他の竜種を物のように扱うシエルと、フーを愛娘として愛情を注ぐリク。どちらが深い関係かは言うまでもない。
(分かった!やってみる!)
『念のためアイを一緒に連れていけ。異世界のことはフーでは分かるまい。そしてリクに一言だけ伝えて欲しい』
(うん、なんて言ったらいいの?)
『お前しか勝てない、そう伝えてくれ』
それ以上は言えないのだろうとフーには理解出来た。そして自分には分からないが、この言葉にこそシエルを倒すヒントが隠されているのだと。
(……分かった!行ってくる)
『ああ、頼んだぞ』
ずっと目を閉じてヴァーサと会話をしていたフーが目を見開く。そしてその表情は先程までとは違い希望に満ちたものになっている。アイにもヴァーサとの話が終わり、やるべきことが分かったのだと推測できた。
「フーちゃん、終わったの?ヴァーサはなんて?」
「うん、アイお姉ちゃん。お父さんは元の世界に飛ばされちゃっただけみたい。ちゃんと生きてるよ!だから迎えに行こう!」
「え?リクが?私たちの世界に行くの?」
アイが驚いて目を白黒させる。リクが生きているという事実は純粋に嬉しい。だが異世界への転移など聞いたことが無い。実際自分も元の世界に戻る術などないと聞かされていたのだから。

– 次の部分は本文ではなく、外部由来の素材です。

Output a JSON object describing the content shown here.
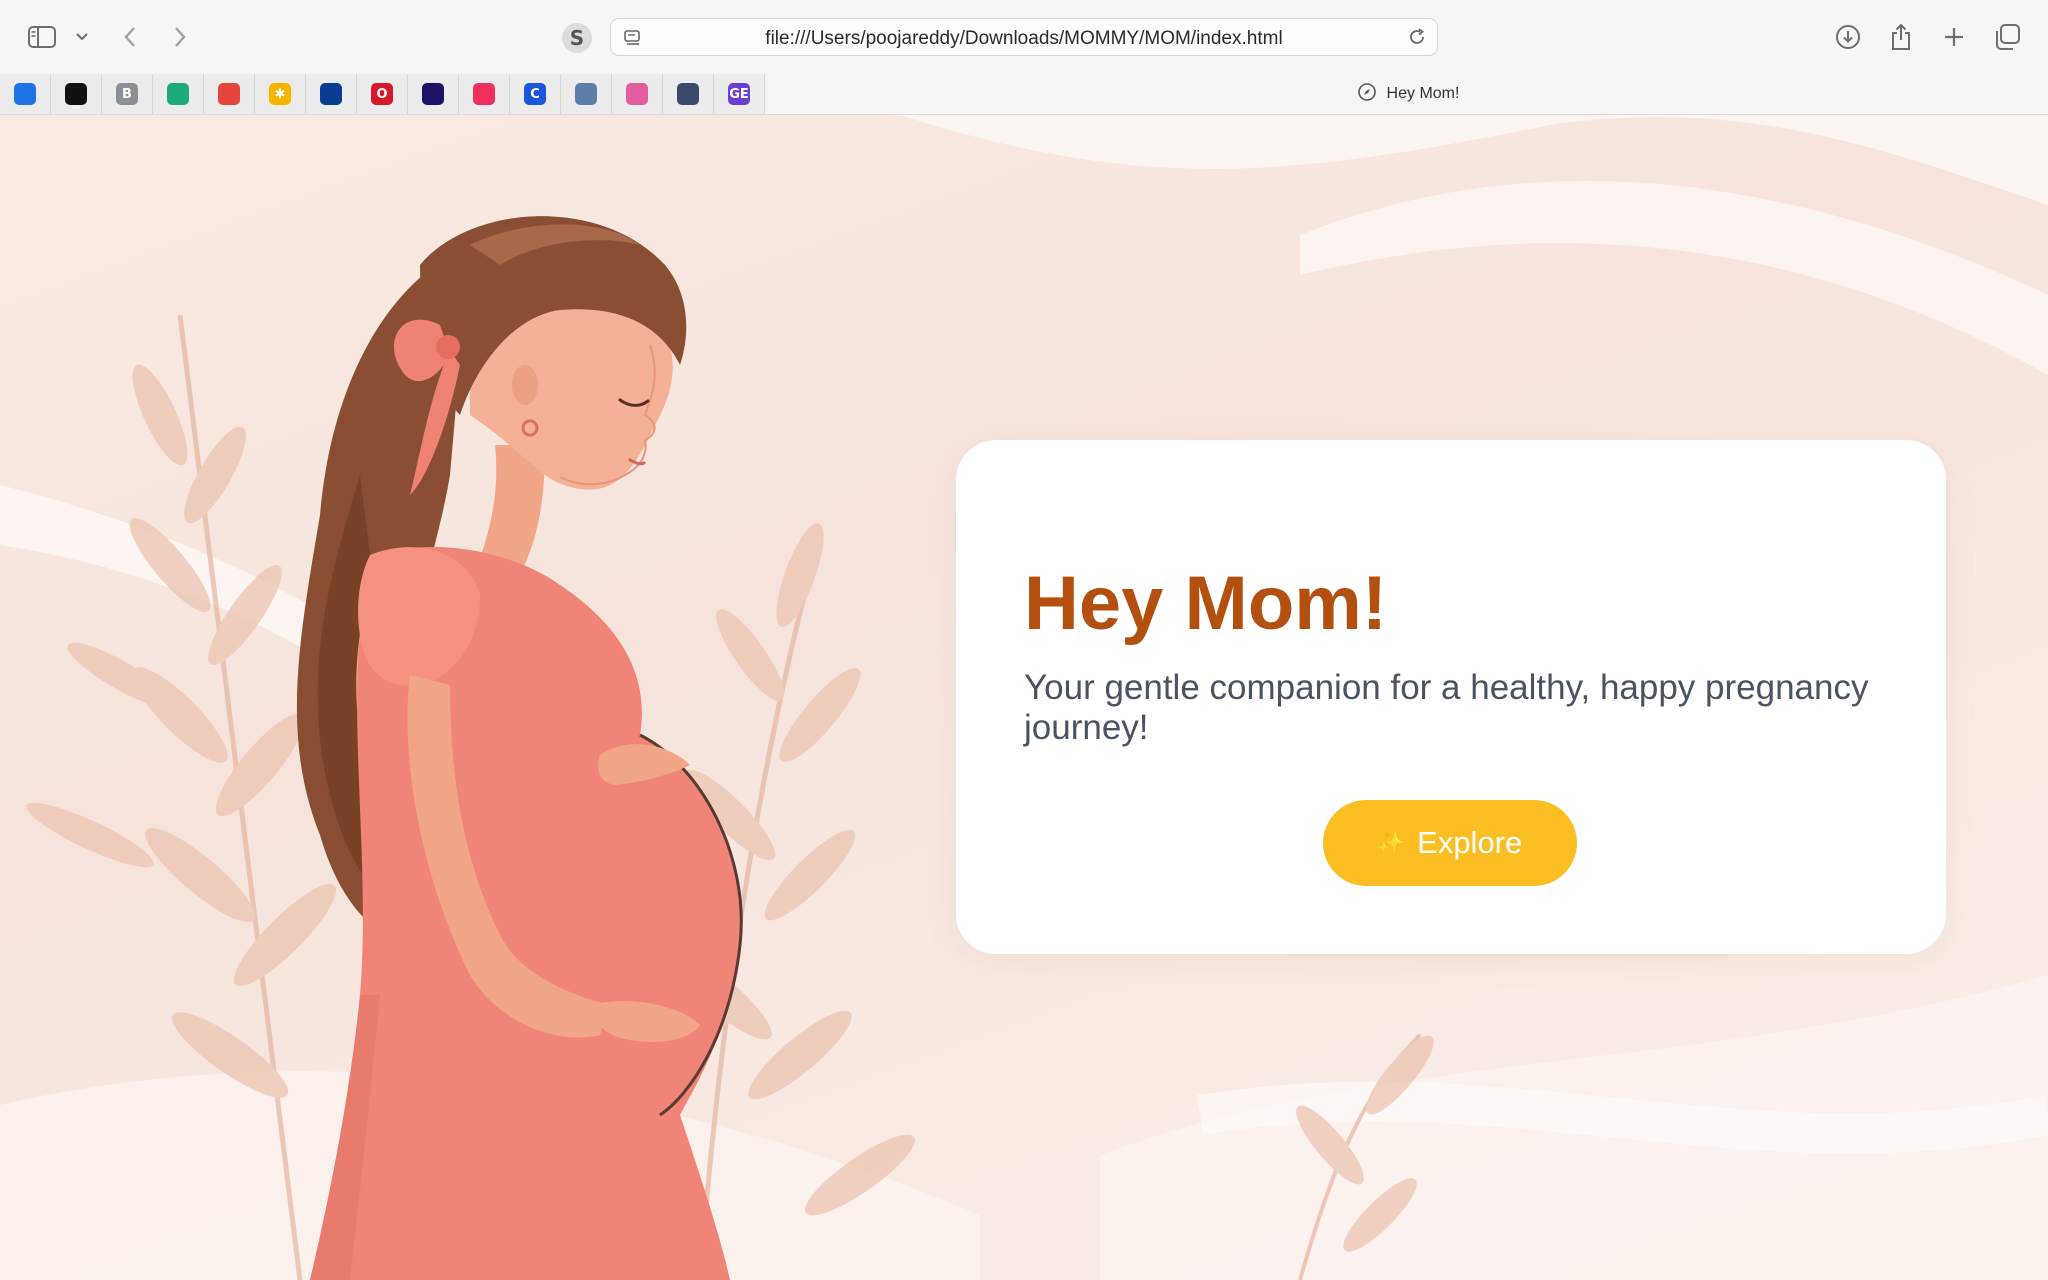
{
  "browser": {
    "url": "file:///Users/poojareddy/Downloads/MOMMY/MOM/index.html",
    "site_badge": "S",
    "active_tab_title": "Hey Mom!",
    "pinned_tabs": [
      {
        "icon": "circle-c-icon",
        "color": "#1e73e8",
        "glyph": ""
      },
      {
        "icon": "github-icon",
        "color": "#111111",
        "glyph": ""
      },
      {
        "icon": "b-icon",
        "color": "#8a8f98",
        "glyph": "B"
      },
      {
        "icon": "robot-icon",
        "color": "#1faa7a",
        "glyph": ""
      },
      {
        "icon": "chrome-icon",
        "color": "#e8453c",
        "glyph": ""
      },
      {
        "icon": "walmart-icon",
        "color": "#f7b500",
        "glyph": "✱"
      },
      {
        "icon": "skier-icon",
        "color": "#0a3d91",
        "glyph": ""
      },
      {
        "icon": "opera-icon",
        "color": "#d7192b",
        "glyph": "O"
      },
      {
        "icon": "camera-icon",
        "color": "#1b1464",
        "glyph": ""
      },
      {
        "icon": "feather-icon",
        "color": "#f0305c",
        "glyph": ""
      },
      {
        "icon": "c-icon",
        "color": "#1a56db",
        "glyph": "C"
      },
      {
        "icon": "brain-icon",
        "color": "#5b7fa8",
        "glyph": ""
      },
      {
        "icon": "gradient-icon",
        "color": "#e25c9e",
        "glyph": ""
      },
      {
        "icon": "seal-icon",
        "color": "#3a4a6b",
        "glyph": ""
      },
      {
        "icon": "ge-icon",
        "color": "#6b3fd1",
        "glyph": "GE"
      }
    ]
  },
  "hero": {
    "title": "Hey Mom!",
    "subtitle": "Your gentle companion for a healthy, happy pregnancy journey!",
    "button_label": "Explore",
    "button_icon": "sparkle-icon"
  },
  "colors": {
    "title": "#b4500f",
    "button": "#fbbf24",
    "dress": "#f08577",
    "hair": "#8a4f32"
  }
}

「うん、ヴァーサの話ではお父さんの魔力を追えば異世界にも行けるって。でも異世界に転移するのは、たくさん魔力を使うからお母さんたちは私に腕輪を渡したみたい」
そこまで言ってフーはふとあることに気付き、寂しそうな顔をして話を続ける。
「……アイお姉ちゃん、元の世界に帰る?」
アイは頭を振って、フーの頭を撫でながら答える。
「私はこの世界に残る。きっと、ううん、絶対にリクもそうするでしょ?」
フーがいつもの大輪の花のような笑顔を見せる。そしてアイに抱き着いて言う。
「アイお姉ちゃん、お父さんに好きだって言わないとダメだよ?」
「え?な、な、なんでそれを?」
まさかのフーからの指摘にアイが激しく動揺する。今の状況でそんなことを言われるのは予想外だったし、フーにそんなことが分かるなんて思ってもみなかった。

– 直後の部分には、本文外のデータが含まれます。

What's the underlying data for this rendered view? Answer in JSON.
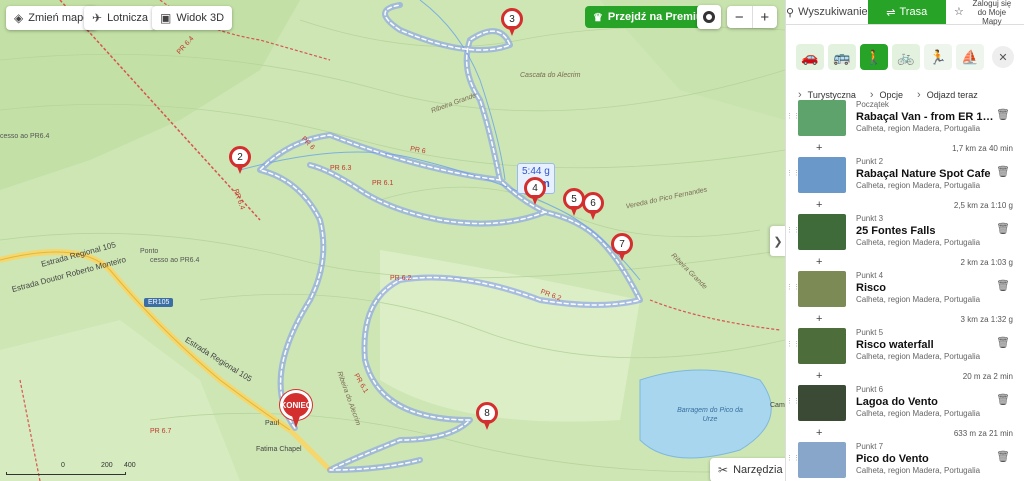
{
  "map": {
    "controls": {
      "change_map": "Zmień mapę",
      "airports": "Lotnicza",
      "view_3d": "Widok 3D",
      "premium": "Przejdź na Premium",
      "zoom_out": "−",
      "zoom_in": "+",
      "tools": "Narzędzia",
      "expand": "❯"
    },
    "distance_label": {
      "time": "5:44 g",
      "km": "km"
    },
    "end_marker": "KONIEC",
    "markers": [
      "2",
      "3",
      "4",
      "5",
      "6",
      "7",
      "8"
    ],
    "scale_labels": [
      "0",
      "200",
      "400"
    ],
    "road_badge": "ER105",
    "route_color": "#4a6fe8",
    "trail_color": "#d9534f",
    "labels": {
      "road1": "Estrada Regional 105",
      "road2": "Estrada Doutor Roberto Monteiro",
      "road3": "Estrada Regional 105",
      "pr61": "PR 6.1",
      "pr62": "PR 6.2",
      "pr6": "PR 6",
      "pr63": "PR 6.3",
      "pr64": "PR 6.4",
      "pr67": "PR 6.7",
      "ribeira_grande": "Ribeira Grande",
      "ribeira_alecrim": "Ribeira do Alecrim",
      "cascata": "Cascata do Alecrim",
      "vereda": "Vereda do Pico Fernandes",
      "ponto": "Ponto",
      "acesso": "cesso ao PR6.4",
      "acesso2": "cesso ao PR6.4",
      "barragem": "Barragem do Pico da Urze",
      "fatima": "Fatima Chapel",
      "paul": "Paul",
      "ribeira_grande2": "Ribeira Grande",
      "cam": "Cam"
    }
  },
  "panel": {
    "tabs": {
      "search": "Wyszukiwanie",
      "route": "Trasa",
      "login": "Zaloguj się do Moje Mapy"
    },
    "options": {
      "tourist": "Turystyczna",
      "options": "Opcje",
      "depart": "Odjazd teraz"
    },
    "stops": [
      {
        "kind": "Początek",
        "name": "Rabaçal Van - from ER 105 ...",
        "loc": "Calheta, region Madera, Portugalia",
        "color": "#5ea36c",
        "seg": "1,7 km za 40 min"
      },
      {
        "kind": "Punkt 2",
        "name": "Rabaçal Nature Spot Cafe",
        "loc": "Calheta, region Madera, Portugalia",
        "color": "#6a98c9",
        "seg": "2,5 km za 1:10 g"
      },
      {
        "kind": "Punkt 3",
        "name": "25 Fontes Falls",
        "loc": "Calheta, region Madera, Portugalia",
        "color": "#3f6b3a",
        "seg": "2 km za 1:03 g"
      },
      {
        "kind": "Punkt 4",
        "name": "Risco",
        "loc": "Calheta, region Madera, Portugalia",
        "color": "#7c8a56",
        "seg": "3 km za 1:32 g"
      },
      {
        "kind": "Punkt 5",
        "name": "Risco waterfall",
        "loc": "Calheta, region Madera, Portugalia",
        "color": "#4d6e3b",
        "seg": "20 m za 2 min"
      },
      {
        "kind": "Punkt 6",
        "name": "Lagoa do Vento",
        "loc": "Calheta, region Madera, Portugalia",
        "color": "#3b4a35",
        "seg": "633 m za 21 min"
      },
      {
        "kind": "Punkt 7",
        "name": "Pico do Vento",
        "loc": "Calheta, region Madera, Portugalia",
        "color": "#88a6c9",
        "seg": ""
      }
    ]
  }
}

「だってお母さんたちから手伝ってあげてって言われてるから」
思い起こせば無邪気な振りをしてアシストしてくれていたフーの行動が次々と思い当たる。アイは全く気付かなかった自分が恥ずかしくて顔を覆う。しかしフーにここまで言われたのだから、覚悟を決めない訳には行かない。
「……ありがとう、これが終わったらちゃんと伝える」
「じゃあお父さんを迎えに行こ!それからお母さんたちを助けに行かなきゃ!」
「そうだね!行こう!」
アイはフーにの目をまっすぐ見るとしっかりと頷く。
フーは目を閉じてリクの魔力を探す。今までよりも深く、さらに深く集中する。
「……いた!」
遥か遠くにあるリクの魔力を何とか見つけたフーが目の前に黒いゲートを作り出す。
そして二人はゲートの中に姿を消す。その先にいるリクを迎えに行くために。